Lisbon was entirely produced in the Portuguese capital city of Lisbon and its surrounding municipalities. It was considered the first Hollywood feature made in Portugal. For interior shots, the production used the facilities at Tobis Studios. Exterior shots included many locations in Lisbon, among them the Belém Tower, Praça do Comércio, the Castle of São Jorge and the Jerónimos Monastery. Outside the capital, there were seaside scenes filmed in Cascais and a scene at the belvedere of the Seteais Palace, in Sintra.
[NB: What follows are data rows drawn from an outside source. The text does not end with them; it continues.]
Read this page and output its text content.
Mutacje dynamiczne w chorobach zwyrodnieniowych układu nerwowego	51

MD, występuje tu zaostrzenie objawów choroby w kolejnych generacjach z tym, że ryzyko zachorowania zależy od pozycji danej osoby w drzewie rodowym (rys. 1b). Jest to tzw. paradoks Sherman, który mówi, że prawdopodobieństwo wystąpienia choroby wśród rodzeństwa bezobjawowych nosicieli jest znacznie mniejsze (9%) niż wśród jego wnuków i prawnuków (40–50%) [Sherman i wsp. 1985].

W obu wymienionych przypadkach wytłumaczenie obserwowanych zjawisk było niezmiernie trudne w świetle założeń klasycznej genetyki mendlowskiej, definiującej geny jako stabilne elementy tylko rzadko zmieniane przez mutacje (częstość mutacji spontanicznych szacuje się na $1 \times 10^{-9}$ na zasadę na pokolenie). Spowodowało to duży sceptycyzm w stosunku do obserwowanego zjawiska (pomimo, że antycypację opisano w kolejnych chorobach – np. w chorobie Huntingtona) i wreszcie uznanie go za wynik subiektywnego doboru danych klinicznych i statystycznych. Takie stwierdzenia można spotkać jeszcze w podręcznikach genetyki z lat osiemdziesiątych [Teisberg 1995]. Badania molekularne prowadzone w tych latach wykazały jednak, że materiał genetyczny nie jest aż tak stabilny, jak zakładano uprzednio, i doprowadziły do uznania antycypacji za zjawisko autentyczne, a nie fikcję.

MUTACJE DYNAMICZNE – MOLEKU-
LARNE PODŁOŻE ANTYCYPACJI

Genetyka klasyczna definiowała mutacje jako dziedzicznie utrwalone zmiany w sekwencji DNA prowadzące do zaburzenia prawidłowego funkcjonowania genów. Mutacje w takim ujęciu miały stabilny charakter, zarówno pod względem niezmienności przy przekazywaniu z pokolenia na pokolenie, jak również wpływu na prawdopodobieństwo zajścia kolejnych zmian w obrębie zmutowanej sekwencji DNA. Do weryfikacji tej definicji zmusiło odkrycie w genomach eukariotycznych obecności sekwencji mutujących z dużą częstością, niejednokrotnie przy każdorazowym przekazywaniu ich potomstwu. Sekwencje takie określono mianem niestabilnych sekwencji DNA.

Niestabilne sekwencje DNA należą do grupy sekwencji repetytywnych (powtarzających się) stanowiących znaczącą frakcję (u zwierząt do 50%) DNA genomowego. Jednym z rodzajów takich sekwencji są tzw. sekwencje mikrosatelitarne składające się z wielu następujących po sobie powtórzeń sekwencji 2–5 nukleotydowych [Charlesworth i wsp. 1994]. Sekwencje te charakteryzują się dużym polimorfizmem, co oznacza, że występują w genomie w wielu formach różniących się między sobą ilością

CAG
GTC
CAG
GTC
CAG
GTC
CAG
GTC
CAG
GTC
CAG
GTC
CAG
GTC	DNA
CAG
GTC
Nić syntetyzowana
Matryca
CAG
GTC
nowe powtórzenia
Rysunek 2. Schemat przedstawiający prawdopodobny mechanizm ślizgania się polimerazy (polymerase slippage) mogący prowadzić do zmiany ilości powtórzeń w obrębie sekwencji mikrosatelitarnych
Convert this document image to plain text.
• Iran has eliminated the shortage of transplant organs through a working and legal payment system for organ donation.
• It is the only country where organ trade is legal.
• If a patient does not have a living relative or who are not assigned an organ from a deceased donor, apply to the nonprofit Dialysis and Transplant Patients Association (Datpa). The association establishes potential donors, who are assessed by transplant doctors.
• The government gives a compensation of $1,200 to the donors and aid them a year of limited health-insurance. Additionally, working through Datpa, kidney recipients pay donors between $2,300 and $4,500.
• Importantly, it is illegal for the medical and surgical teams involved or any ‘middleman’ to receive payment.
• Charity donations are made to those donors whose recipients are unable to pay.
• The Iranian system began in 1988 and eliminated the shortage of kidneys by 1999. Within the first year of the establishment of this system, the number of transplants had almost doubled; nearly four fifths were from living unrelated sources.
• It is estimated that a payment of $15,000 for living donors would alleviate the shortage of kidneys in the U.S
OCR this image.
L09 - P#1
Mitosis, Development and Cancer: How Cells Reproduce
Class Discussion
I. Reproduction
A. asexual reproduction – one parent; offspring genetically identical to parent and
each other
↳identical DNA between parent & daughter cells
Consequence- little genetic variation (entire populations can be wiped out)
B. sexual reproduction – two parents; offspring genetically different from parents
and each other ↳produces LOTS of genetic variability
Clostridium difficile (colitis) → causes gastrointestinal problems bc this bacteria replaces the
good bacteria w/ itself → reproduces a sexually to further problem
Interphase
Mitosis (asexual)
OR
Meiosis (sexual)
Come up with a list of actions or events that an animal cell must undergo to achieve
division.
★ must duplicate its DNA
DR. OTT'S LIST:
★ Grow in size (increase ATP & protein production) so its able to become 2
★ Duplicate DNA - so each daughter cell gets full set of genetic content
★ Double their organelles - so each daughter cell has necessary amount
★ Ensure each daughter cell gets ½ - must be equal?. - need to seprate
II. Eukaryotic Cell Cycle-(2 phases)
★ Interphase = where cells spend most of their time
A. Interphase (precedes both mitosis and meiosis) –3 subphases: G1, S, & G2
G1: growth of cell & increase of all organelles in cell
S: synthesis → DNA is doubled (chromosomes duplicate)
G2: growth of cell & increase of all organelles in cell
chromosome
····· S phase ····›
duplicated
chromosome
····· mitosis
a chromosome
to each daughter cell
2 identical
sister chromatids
Cinematographer Jack A. Marta filmed using the Naturama anamorphic widescreen lens system, a format developed by Republic Pictures in the 1950s. Color filming was achieved using the Trucolor process, developed in the 1940s by Consolidated Film Industries (a division of Republic Pictures). Variety stated that "Lisbon makes a colorful setting" and "Republic's anamorphic Naturama process and Trucolor go a long way towards visual impressiveness."

===Music===
The song "Lisbon Antigua" was performed in the film by fado singer Anita Guerreiro, in a restaurant scene.

==Release==
Lisbon had its premiere in Los Angeles on August 15, 1956 followed by wide theatrical release on August 17, 1956.

For the home market, the film was released on VHS Cassette in the 1990s, bearing the tagline "After Casablanca they all came to... Lisbon." As of late 2019 DVD and Blu-ray editions are available at amazon.com.

==Reception==
Variety commented, "As a smooth, romantically-inclined American amusing himself with smuggling operations, [Ray Milland's] trouping comes off very well. As a production, the picture could have used a little sharper overseeing of story material" and concluded, "The starring foursome are quite glib and pleasing in the principal roles."